An uneven recovery is better than none. But the strength of some countries’ growth could create additional problems for other parts of the world. America’s boom, for example, has pushed its own consumer prices up by 5% in May, compared with a year earlier, and could also add to price pressure elsewhere. This inflation could feed on itself, forcing central banks to respond. Turkey and Brazil have both tightened monetary policy in recent months, despite the ongoing pain of the pandemic. On June 11th Russia’s central bank raised interest rates for the third time since March. Its governor, Elvira Nabiullina, cited both vaccination rates and “extremely loose monetary and fiscal policies in major economies” as reasons behind the increase in Russian inflation to 6%. She worries that higher inflation in Russia and elsewhere may prove more persistent than “perceived at first glance.”

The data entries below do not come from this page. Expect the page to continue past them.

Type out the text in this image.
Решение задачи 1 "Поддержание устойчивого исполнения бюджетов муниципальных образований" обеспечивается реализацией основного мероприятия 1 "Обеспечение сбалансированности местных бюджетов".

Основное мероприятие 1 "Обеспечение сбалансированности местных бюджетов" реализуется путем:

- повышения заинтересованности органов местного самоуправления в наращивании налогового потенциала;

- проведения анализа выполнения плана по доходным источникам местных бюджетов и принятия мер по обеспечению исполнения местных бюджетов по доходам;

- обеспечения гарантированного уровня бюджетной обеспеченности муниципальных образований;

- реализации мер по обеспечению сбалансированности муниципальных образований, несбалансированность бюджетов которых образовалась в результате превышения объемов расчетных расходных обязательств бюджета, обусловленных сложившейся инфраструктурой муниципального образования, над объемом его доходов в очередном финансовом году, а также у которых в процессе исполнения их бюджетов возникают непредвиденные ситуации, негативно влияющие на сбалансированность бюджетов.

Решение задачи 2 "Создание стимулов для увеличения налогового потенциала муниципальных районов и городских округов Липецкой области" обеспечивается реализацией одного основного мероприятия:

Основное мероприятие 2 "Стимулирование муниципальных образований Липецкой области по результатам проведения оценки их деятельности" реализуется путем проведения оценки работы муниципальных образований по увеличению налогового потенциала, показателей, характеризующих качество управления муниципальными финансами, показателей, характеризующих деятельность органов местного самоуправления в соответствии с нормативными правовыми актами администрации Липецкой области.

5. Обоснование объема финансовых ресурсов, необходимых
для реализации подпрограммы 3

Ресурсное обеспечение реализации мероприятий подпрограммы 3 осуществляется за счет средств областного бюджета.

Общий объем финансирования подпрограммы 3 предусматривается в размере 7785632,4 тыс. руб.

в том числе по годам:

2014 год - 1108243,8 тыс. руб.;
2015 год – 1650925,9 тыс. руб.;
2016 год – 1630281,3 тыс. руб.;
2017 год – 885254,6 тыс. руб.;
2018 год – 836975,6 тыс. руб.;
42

Even temporary inflation could unsettle financial markets, making investors doubt the Fed’s commitment to easy money. That could increase the risk premium emerging markets pay on their borrowing. “We are not necessarily worried about inflation,” says Mr Kose, whose team forecasts a rise in global inflation from 2.5% last year to 3.9% in 2021. “But we are worried about how these inflationary pressures can complicate policymaking” in emerging markets, especially those with large amounts of foreign-currency debt.
Policymakers in these countries fear a repeat of the “taper tantrum” in 2013, when the Fed’s talk about reducing (or “tapering”) its asset purchases led to an abrupt rise in American bond yields and a painful sell-off in emerging-market assets. No one expects the Fed to slow its pace of bond-buying at its meeting on June 15th-16th. Few expect it even to talk seriously about tapering. But several Fed officials have begun “talking about talking about tapering”, as Mary Daly of the San Francisco Fed put it last month.
Global inflation this year will remain a far cry from the double-digit rates experienced in the stagflationary 1970s. But just as the oil crisis back then forced policymakers into awkward dilemmas, obliging them to raise interest rates in the face of economic weakness, this year’s vaccine shortage could create similar discomfort for policymakers. The price of uneven vaccination may be premature austerity and monetary tightening in some unprotected parts of the world. Countries that jab too late may have to hike too soon.